Source-rock samples with varied amount of total organic content (TOC) were drilled perpendicular or parallel to the laminations. The samples were cut into twin plugs which were sequentially saturated by spontaneous imbibition of 5% KCl brine and diesel (oil). The NMR T2 measurements were used to determine the fluid imbibition rate and amount, as well as the porosity associated with organic and inorganic components of the source rocks. The fracture apertures were obtained via an application of characteristic T2 cutoff times to the NMR T2 distributions. The mineral elements, phases and TOC of the rocks were measured using X-ray Fluorescence (XRF), X-ray Diffraction (XRD) and HAWK pyrolysis, respectively.
The prevalence of surface relaxation on the NMR dynamics was prominent as the transverse relaxation took place at time scales (T2 ≤ 100 ms) much shorter than their bulk values. The overall wettability of the samples showed a mixed character as the brine and the oil had been intimately imbibed. Nevertheless, the details of the wetting behavior of the Eagle ford samples and the other samples were different. For instance, Eagle Ford samples imbibed larger volumes of brine and faster than oil, on the contrary the other samples imbibed larger volumes of oil and faster than brine.
The apparent preference of oil on the other samples is attributed to their high TOC compared to the Eagle Ford samples.
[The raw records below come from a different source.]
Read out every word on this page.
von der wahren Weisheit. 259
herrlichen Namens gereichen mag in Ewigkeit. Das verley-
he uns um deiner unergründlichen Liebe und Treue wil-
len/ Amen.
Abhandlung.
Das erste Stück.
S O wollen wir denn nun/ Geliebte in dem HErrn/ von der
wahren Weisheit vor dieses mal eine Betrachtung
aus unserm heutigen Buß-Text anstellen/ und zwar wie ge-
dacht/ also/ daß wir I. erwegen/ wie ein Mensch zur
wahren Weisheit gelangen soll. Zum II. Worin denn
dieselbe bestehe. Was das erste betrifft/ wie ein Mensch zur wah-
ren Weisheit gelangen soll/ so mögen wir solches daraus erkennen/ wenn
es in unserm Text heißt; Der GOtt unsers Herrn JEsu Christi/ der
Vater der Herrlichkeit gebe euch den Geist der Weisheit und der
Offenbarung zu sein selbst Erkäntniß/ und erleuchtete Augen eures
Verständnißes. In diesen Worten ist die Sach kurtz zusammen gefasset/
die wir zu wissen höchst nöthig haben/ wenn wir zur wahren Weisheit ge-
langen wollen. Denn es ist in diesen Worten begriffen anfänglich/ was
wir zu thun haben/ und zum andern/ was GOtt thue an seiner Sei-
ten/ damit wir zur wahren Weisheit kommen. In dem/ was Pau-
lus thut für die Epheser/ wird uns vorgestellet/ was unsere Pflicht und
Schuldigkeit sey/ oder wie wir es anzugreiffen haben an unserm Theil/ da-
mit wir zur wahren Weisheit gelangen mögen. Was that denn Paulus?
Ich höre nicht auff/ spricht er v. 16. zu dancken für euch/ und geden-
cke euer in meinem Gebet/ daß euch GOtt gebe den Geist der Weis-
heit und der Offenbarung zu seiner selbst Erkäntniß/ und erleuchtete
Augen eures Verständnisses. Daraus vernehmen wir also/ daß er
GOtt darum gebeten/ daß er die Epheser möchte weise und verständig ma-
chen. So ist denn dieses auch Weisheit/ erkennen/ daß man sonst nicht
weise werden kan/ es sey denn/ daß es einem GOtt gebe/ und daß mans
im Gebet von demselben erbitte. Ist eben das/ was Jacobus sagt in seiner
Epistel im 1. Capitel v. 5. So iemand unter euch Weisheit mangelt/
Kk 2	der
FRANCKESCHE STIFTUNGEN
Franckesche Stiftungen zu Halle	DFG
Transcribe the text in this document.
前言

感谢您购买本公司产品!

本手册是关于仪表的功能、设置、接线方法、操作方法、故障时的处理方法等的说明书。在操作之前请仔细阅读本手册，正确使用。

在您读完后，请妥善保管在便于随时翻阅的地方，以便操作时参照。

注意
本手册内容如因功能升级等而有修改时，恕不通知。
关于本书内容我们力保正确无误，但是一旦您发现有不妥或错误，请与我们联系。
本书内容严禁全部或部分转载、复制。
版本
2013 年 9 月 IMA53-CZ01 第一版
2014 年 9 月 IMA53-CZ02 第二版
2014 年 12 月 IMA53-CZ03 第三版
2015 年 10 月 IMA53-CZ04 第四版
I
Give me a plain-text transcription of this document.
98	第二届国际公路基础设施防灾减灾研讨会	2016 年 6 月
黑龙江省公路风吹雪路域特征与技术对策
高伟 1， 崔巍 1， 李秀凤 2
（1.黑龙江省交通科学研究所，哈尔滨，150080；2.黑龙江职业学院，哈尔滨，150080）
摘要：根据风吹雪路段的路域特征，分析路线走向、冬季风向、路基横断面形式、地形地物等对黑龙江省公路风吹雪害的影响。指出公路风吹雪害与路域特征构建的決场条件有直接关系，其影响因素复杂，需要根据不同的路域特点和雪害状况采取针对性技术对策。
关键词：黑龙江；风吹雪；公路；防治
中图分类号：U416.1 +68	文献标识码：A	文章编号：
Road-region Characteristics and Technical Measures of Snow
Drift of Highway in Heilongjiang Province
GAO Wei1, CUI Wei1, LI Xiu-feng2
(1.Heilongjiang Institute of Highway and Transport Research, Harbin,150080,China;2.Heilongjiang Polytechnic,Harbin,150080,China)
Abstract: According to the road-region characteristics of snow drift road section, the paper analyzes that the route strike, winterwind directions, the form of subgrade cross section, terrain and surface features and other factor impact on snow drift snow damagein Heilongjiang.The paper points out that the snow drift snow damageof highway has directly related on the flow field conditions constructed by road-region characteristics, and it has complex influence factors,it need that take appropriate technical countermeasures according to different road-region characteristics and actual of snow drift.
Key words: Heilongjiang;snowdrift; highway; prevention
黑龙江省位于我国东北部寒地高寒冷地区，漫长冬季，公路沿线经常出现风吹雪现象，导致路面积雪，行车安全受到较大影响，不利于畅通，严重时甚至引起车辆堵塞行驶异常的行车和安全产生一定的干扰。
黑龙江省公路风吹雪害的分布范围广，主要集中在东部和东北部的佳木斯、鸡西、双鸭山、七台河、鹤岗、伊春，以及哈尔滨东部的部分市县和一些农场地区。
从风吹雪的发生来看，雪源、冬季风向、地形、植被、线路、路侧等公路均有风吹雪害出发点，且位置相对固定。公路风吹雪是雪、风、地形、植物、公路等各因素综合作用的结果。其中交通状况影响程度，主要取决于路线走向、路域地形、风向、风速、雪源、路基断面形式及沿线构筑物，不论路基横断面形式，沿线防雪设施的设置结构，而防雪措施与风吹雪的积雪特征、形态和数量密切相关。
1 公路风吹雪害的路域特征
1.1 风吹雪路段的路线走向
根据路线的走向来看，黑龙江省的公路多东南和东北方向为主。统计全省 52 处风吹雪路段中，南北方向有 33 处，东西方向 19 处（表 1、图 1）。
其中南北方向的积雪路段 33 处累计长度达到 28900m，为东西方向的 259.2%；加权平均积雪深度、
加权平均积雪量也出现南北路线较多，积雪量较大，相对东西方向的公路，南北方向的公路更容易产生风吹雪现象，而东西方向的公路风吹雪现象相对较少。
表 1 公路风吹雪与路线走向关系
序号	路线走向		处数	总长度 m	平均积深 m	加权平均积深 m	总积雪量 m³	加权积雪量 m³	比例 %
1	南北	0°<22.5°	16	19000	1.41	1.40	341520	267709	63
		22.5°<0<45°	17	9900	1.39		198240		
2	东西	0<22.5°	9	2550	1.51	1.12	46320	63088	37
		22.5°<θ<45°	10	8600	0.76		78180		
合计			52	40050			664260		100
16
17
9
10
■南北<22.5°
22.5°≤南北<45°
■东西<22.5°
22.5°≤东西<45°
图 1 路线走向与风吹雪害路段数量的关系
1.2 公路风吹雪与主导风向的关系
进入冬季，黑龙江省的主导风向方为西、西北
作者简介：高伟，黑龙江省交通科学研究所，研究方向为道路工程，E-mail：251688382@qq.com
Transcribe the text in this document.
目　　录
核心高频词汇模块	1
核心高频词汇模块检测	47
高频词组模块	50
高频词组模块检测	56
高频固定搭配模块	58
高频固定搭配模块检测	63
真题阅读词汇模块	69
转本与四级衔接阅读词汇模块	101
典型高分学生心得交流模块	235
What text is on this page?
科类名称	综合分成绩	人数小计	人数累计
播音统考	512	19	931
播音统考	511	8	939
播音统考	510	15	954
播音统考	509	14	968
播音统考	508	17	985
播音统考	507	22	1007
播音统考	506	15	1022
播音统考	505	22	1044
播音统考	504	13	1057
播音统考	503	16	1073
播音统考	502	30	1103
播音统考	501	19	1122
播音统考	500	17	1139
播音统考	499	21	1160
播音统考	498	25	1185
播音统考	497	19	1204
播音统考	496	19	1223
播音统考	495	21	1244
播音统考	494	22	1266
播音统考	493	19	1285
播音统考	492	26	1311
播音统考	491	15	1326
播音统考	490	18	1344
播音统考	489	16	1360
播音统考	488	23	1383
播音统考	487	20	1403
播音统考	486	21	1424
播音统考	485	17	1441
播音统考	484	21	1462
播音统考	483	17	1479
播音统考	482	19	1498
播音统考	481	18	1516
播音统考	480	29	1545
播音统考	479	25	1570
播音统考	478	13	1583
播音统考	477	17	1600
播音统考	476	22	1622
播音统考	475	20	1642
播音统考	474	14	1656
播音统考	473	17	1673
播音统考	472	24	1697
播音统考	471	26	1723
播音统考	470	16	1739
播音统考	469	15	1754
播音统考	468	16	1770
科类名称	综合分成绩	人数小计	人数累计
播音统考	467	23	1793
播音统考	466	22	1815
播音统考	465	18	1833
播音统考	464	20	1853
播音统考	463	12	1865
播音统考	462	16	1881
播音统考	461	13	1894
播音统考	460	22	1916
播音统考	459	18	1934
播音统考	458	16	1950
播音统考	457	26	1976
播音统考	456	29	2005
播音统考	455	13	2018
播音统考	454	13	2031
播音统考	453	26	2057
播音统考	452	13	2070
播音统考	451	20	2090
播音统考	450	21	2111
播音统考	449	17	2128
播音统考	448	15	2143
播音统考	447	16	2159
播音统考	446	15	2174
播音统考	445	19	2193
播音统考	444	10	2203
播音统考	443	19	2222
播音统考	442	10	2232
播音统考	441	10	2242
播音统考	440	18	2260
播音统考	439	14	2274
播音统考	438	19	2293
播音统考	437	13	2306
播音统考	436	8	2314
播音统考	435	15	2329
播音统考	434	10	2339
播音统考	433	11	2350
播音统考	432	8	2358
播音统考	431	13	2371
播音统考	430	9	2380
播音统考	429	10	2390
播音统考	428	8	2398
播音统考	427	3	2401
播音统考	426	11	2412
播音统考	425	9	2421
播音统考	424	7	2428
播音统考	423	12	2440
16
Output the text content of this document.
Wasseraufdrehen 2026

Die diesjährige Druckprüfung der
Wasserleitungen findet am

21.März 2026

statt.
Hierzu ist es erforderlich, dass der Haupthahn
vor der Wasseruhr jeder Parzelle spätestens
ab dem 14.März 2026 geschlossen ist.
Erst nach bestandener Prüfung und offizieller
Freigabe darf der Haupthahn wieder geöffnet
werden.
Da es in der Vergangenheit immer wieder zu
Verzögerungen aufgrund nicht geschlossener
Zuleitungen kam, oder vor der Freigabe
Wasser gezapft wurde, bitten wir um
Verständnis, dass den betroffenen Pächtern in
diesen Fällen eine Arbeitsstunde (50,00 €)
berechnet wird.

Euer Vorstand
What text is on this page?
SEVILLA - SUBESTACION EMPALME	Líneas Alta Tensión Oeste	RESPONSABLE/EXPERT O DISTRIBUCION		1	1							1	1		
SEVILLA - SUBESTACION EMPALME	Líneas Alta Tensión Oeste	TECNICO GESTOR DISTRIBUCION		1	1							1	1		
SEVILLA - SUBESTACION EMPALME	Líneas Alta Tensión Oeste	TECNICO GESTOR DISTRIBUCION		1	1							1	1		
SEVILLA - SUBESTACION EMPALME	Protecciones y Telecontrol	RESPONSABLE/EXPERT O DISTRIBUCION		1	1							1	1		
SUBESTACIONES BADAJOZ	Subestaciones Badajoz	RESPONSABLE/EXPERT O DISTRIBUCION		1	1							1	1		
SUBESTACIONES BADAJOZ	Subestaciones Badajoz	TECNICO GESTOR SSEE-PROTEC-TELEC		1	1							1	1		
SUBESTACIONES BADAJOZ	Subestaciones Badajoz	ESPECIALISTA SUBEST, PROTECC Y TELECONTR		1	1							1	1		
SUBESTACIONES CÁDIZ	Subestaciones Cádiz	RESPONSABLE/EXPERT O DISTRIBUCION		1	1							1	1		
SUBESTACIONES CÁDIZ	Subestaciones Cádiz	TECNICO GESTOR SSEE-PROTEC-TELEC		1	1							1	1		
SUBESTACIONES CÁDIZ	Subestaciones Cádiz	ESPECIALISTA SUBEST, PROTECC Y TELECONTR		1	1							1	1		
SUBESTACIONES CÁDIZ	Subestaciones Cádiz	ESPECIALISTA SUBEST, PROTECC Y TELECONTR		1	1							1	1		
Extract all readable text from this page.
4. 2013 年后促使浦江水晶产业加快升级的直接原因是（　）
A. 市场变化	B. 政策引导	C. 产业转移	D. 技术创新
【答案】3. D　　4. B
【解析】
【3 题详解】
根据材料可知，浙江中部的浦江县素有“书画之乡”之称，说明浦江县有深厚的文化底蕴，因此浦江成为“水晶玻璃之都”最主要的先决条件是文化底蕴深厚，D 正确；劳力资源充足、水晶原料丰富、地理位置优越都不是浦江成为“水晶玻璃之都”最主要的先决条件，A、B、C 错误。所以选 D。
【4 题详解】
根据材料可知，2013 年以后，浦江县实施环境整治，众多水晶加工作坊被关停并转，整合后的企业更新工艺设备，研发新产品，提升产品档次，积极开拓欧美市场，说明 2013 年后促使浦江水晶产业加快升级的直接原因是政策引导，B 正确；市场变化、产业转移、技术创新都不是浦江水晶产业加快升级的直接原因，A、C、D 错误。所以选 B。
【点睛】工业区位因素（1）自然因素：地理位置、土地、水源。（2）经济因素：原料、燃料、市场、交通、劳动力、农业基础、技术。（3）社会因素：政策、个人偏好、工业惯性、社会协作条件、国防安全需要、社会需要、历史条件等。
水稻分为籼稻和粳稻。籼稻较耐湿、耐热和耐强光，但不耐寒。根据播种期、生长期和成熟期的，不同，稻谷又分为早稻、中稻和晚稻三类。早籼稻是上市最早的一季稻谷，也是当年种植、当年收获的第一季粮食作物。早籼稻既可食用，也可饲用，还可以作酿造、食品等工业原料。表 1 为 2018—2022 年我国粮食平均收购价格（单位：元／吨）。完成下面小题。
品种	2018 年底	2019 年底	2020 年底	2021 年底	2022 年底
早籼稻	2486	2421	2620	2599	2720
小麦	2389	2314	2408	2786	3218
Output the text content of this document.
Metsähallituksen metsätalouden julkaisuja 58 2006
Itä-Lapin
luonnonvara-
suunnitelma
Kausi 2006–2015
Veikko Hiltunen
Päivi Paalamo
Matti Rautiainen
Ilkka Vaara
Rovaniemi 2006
Upon imbibition in these samples, brine is observed to flow along the clay rich bedding planes. In fact, the interaction between brine and clay is identified to be the potential driver of the rock stability problems especially near the wellbore; however it is constrained by the type of residing clays. The discrepancies in the wetting traits are magnified by the presence of fractures which enhanced the network connectivity of both hydrophobic and hydrophilic pores or even across them. Furthermore, the fractures allowed the fluids to surpass the vertical bedding planes and thus accelerating the fluid distribution processes inside the pore space. The fracture apertures were found to range from 1 μm to 15 μm which are typical values for source rocks (Gale et al., 2007, Slatt and O’Brien, 2011).